Hehe. And this brings me to …

A badly played banjo sounds like a well played banjo…

Quoth Finger Princess:

I once actually managed to hit the fundamental of a four-valve tuba for a brief moment (of course, I was panting for breath for the rest of the day), and although I didn’t think of it that way at the time, in retrospect it did sound rather like the mother of all Mac trucks. Maybe that thing they use to bring the Shuttle from the VAB to the launch pad, or one of those mining excavators with the thousand-ton bucket.

And you obviously haven’t hung around with very many tubists, or you would know that the vast majority of us are cultured, erudite gentlepersons. Not that that’s inconsistent with the appreciation of fine visual arts like nekkid girls, of course.

Wow! I’ve got to get out into Cafe Society more often.
NoCoolUserName: Sorry, not a music joke.
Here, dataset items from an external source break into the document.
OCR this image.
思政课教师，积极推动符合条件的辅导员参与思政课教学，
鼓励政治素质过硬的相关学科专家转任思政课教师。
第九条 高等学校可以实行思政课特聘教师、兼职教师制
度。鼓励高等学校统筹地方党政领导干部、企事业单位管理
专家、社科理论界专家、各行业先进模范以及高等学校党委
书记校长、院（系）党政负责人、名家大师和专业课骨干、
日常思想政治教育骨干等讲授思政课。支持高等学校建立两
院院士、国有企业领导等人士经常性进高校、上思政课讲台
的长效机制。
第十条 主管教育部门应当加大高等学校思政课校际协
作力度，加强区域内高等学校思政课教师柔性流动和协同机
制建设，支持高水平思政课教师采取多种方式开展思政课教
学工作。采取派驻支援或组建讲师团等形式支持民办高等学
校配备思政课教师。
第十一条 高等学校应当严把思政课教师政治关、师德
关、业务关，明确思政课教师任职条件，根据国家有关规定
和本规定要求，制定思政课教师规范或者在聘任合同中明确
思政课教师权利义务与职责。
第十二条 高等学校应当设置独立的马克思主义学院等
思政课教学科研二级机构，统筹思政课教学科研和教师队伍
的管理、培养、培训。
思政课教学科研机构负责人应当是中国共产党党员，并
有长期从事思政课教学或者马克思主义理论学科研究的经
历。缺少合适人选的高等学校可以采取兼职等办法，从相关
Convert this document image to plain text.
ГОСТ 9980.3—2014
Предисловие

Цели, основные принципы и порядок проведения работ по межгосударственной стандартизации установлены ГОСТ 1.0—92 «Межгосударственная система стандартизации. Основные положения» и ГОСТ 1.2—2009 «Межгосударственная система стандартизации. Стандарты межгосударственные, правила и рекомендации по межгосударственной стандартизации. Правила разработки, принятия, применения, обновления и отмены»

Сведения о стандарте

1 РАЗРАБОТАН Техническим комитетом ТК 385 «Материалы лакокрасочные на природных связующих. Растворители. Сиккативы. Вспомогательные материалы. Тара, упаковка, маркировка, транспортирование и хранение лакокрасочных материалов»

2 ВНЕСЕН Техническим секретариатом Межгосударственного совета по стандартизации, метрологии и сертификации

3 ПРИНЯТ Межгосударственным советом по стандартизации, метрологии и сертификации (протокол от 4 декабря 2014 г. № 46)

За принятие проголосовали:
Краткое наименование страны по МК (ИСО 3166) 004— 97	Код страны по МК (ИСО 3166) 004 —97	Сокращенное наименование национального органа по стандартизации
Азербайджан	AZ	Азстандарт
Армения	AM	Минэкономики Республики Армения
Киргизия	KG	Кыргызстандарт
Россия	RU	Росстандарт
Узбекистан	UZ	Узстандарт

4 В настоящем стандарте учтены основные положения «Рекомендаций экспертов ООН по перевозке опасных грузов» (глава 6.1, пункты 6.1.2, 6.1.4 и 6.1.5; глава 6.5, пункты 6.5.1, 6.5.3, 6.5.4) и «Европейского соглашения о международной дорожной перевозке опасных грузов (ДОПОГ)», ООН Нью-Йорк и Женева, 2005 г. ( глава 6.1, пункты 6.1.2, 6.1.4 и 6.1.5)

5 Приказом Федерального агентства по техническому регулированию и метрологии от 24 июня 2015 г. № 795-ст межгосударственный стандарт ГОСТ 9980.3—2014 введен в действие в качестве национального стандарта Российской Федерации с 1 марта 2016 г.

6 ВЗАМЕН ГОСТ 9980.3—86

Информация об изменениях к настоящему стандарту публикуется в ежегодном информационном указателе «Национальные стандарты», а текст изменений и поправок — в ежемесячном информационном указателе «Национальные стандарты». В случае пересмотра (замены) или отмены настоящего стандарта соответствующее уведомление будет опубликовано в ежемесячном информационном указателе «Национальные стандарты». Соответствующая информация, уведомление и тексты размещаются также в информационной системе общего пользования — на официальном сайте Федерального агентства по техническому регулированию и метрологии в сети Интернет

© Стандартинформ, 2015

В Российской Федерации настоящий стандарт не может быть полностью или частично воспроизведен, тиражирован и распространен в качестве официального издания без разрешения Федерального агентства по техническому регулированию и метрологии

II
What with all the cleverness around here, I’m a little ashamed to tell you the Pez reference comes from a Seinfeld episode. You’re not a fan?!
Dancing Fool: 5 bagpipes + 5 neophytes. :smiley:
:eek:

Great description. I would love to hear “Smoke On The Water” on one of those things. Got any linkage to anything about this wunderstick?

We should all be so diplomatic. I’ve lived in a few apartments in my day. During said practice, my own (sorry, bad pun) – flat brinkmanship would have led me to placing my stereo speakers face-down on the floor and cranking some Yo Yo Ma. I was a rotten tenant.
All right.

: rolls sleeves :

Played badly, (and especially, freshly empty), a whiskey jug sounds just like a flatulent Morgan pony.

you would like Rick Wakeman’s King Arthur on Ice then…

I see that we are finally getting a few related to bodily sounds…

I too played trumpet in our high school band. When one of us would blow too hard on a low note, it would bend pitch in a sort of sad, rumbling way. My conductor would look around suspiciously and ask "Who just did that? That sounded like a gosh-darn elephant fart!